Code and data for the paper
Pascal Welke, Florian Seiffarth, Michael Kamp and Stefan Wrobel: HOPS: Probabilistic Subtree Mining for Small and Large Graphs. KDD 2020
If you use this work, please cite our paper.
You can find the code for experiments and plot generation of Section 6.1: Approximate Counting in Large Graphs in the /largegraph/ folder.
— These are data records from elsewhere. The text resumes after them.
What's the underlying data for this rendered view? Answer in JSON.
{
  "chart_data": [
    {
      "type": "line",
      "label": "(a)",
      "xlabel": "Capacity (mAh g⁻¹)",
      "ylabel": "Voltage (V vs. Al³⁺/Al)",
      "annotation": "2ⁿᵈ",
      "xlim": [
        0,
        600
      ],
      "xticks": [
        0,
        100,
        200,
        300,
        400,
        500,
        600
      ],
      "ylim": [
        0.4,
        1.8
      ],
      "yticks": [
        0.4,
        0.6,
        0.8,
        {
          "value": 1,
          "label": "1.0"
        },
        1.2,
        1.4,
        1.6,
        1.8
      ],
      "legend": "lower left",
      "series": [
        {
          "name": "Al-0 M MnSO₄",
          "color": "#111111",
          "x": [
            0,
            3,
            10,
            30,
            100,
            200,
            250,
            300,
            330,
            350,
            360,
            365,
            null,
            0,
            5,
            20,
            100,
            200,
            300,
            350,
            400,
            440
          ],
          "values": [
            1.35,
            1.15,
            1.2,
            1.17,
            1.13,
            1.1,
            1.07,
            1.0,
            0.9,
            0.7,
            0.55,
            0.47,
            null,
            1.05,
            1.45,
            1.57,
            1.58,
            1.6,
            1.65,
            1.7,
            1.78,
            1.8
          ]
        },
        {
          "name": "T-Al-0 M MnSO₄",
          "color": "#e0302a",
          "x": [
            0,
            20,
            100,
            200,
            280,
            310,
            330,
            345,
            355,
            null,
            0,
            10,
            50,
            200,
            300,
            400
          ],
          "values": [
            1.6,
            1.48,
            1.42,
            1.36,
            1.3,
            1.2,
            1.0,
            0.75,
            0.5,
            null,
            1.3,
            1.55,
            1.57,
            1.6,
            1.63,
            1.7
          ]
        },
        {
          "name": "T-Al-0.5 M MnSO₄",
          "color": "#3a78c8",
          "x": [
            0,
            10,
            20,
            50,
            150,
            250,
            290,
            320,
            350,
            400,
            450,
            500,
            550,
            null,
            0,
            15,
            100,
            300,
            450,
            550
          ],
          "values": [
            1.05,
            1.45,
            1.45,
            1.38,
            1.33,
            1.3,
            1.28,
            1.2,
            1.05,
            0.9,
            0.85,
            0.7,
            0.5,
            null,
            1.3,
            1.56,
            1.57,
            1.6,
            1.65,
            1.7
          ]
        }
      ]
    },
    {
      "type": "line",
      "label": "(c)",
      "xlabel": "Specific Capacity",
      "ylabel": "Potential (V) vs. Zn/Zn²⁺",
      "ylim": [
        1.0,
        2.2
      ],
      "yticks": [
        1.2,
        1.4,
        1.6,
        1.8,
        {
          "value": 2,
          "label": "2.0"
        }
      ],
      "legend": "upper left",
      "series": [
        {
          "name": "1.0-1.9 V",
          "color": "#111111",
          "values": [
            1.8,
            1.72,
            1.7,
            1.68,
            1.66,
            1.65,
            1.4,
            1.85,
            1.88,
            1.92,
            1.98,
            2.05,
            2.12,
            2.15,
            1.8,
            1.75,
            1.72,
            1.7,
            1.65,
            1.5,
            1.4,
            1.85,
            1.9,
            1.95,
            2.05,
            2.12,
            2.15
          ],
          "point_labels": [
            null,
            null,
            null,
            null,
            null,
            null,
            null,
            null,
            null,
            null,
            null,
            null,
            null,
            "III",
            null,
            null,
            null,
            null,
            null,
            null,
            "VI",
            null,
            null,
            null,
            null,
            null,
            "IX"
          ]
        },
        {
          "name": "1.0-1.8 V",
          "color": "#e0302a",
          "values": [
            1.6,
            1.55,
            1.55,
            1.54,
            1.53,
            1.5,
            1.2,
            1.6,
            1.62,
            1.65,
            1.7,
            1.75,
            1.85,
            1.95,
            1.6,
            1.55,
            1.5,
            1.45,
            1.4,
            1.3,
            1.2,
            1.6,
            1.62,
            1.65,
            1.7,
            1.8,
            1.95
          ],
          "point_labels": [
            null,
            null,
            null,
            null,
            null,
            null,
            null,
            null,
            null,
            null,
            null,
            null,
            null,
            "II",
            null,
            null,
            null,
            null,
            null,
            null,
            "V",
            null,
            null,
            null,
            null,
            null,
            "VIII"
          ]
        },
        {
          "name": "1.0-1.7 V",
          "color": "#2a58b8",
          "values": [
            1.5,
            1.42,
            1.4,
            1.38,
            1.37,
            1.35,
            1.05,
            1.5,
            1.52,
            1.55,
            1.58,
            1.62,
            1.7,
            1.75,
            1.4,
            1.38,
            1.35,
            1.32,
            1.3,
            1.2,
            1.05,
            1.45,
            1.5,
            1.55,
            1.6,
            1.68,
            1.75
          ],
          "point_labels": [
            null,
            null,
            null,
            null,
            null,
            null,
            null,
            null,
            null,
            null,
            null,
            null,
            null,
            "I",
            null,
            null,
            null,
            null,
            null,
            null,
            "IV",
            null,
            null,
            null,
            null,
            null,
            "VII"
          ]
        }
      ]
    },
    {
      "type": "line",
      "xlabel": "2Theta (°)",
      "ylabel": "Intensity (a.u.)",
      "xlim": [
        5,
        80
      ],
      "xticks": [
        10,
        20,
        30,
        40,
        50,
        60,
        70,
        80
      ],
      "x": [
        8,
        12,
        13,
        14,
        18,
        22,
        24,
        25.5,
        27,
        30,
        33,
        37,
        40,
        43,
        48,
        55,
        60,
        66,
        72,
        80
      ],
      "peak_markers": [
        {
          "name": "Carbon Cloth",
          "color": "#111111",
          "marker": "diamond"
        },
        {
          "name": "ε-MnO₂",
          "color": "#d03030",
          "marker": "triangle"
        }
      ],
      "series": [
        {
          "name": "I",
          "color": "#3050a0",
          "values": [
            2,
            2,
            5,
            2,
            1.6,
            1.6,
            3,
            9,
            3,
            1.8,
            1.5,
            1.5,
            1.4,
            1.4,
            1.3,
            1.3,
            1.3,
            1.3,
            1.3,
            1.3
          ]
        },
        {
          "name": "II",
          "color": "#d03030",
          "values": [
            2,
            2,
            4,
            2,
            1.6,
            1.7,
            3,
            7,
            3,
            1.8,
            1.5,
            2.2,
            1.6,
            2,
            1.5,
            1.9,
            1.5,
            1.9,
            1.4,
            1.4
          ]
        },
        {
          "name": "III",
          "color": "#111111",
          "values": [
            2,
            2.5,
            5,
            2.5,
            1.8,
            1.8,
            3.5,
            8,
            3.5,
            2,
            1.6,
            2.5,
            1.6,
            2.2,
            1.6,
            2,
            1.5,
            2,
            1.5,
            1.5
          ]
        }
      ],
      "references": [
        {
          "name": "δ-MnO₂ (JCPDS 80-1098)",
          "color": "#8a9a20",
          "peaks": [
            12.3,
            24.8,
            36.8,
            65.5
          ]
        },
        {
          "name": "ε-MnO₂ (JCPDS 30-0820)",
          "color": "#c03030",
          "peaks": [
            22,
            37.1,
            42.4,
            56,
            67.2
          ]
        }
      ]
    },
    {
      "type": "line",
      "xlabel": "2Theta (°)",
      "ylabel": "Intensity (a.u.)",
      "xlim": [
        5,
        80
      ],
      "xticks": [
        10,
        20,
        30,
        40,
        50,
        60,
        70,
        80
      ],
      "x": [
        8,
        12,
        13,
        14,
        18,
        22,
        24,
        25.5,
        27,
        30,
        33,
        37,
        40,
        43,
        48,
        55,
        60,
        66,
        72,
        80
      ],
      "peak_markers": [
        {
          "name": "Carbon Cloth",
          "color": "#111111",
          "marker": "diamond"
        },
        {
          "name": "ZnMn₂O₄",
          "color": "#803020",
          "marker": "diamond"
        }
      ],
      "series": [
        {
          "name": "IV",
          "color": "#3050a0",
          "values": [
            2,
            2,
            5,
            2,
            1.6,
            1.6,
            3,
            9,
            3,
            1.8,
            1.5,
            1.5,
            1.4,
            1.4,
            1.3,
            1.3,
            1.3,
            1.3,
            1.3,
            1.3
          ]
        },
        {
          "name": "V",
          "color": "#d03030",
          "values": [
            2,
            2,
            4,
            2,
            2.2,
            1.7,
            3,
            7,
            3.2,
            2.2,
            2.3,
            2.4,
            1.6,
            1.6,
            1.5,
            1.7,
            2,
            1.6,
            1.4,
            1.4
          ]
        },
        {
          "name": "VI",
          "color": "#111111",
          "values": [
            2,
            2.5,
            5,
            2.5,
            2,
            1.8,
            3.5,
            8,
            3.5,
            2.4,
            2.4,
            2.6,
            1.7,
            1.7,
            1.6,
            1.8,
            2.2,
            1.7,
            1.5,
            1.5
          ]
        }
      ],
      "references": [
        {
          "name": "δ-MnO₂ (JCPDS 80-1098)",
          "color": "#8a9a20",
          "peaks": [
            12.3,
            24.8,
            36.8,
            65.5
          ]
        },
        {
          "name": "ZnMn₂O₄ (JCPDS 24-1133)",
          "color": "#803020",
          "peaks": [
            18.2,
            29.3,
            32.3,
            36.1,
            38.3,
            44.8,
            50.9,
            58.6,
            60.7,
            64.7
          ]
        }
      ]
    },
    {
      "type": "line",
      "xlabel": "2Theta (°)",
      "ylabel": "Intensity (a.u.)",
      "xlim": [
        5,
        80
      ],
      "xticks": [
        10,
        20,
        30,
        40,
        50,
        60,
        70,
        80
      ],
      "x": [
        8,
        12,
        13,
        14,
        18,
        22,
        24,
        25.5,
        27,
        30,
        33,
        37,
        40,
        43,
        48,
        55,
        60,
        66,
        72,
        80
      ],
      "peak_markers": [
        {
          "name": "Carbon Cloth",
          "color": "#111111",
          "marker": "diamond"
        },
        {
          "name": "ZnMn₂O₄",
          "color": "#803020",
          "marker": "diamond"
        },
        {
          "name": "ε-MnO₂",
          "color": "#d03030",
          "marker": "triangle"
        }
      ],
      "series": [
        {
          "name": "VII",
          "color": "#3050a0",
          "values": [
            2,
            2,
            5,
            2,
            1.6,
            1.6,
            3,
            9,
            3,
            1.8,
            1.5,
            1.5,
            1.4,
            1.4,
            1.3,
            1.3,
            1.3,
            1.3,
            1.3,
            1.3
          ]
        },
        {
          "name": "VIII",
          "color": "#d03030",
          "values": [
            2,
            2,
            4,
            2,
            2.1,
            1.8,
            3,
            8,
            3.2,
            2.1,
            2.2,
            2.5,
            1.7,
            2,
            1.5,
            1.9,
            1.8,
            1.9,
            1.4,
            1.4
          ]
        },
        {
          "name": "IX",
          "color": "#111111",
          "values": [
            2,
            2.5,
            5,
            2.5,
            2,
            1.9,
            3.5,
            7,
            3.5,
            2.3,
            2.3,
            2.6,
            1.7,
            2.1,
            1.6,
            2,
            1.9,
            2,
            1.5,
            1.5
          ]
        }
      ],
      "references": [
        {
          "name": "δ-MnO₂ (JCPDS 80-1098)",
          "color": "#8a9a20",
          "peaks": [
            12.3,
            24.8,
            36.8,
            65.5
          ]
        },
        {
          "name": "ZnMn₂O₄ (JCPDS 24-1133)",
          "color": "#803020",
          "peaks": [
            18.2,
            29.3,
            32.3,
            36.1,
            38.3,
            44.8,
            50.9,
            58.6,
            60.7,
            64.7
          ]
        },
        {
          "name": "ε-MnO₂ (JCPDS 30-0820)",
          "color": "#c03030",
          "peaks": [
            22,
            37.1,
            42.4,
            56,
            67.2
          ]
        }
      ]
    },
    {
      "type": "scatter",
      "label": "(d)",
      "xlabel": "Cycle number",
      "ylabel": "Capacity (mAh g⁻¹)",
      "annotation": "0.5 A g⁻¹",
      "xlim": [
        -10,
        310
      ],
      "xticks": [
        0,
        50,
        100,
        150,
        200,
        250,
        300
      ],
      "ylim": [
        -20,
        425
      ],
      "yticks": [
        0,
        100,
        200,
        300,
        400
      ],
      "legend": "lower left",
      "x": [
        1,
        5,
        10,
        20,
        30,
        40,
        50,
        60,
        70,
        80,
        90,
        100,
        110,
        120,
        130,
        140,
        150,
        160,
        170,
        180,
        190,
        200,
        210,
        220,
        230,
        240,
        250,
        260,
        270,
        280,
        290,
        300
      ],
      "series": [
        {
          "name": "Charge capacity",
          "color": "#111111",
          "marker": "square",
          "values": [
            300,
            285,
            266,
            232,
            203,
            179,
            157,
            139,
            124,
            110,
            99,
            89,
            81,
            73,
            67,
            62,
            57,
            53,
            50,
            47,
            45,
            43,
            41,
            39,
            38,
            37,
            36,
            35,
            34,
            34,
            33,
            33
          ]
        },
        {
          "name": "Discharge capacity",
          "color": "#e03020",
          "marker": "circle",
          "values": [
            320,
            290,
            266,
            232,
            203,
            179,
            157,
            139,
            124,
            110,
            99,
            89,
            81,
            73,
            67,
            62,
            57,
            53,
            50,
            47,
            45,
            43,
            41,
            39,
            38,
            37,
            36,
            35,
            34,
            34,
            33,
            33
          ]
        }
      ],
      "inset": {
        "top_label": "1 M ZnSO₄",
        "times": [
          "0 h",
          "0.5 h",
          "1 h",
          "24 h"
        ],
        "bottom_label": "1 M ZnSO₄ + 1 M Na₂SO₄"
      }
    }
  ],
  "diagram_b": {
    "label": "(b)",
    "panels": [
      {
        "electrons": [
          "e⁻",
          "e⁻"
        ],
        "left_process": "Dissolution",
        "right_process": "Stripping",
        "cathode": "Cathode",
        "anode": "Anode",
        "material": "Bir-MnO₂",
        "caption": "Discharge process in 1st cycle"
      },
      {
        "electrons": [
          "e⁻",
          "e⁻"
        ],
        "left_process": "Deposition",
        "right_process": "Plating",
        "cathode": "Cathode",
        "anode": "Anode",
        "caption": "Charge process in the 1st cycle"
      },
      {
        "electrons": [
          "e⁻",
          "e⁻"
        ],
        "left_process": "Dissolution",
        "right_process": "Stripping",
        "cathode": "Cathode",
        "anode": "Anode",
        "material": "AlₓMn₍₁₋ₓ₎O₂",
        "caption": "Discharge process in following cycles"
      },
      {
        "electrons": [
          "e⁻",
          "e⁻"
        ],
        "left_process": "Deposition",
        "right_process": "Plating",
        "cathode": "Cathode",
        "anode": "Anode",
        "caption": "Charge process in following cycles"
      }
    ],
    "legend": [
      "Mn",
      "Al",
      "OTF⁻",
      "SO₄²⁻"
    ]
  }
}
The code for experiments and plot generation of Section 6.2: Probabilistic Frequent Subtree Mining is located in the /smallgraphs/ folder.
The code has been tested on recent Ubuntu Linux distributions (18.04, 19.10).
Set up the experiments and evaluation:
-
(Clone the project)
-
Set up python3 conda environment for hops:
- conda create -n hops python=3.7 joblib matplotlib
- pip install tikzplotlib
-
Set up python2 for Ravkic algorithms:
- install python2.7: sudo apt install python2.7 python-pip
- sudo apt-get install python-tk
-
Set up experiments:
- in run_exp.py set main_path=".../largegraph"
- run run_exp.py with your favourite graph, pattern size and time limit
-
Set up evaluation:
- in evaluate.py set path=".../largegraph/
- run evaluate.py for evaluation
Set up the experiments and evaluation:
- (Clone the project)
- Download and unzip the graphs "com-amazon.ungraph", "com-orkut.ungraph", "com-lj.ungraph" from https://snap.stanford.edu/data/index.html into the folder snap_big_graphs
- Adjust paths in main_snap.py
- Install the required packages
- run main_snap.py
- (Clone the project)
- Install gnu parallel: sudo apt install parallel
- Run smallgraphs/runExperiments.sh
- Inspect results in the subfolders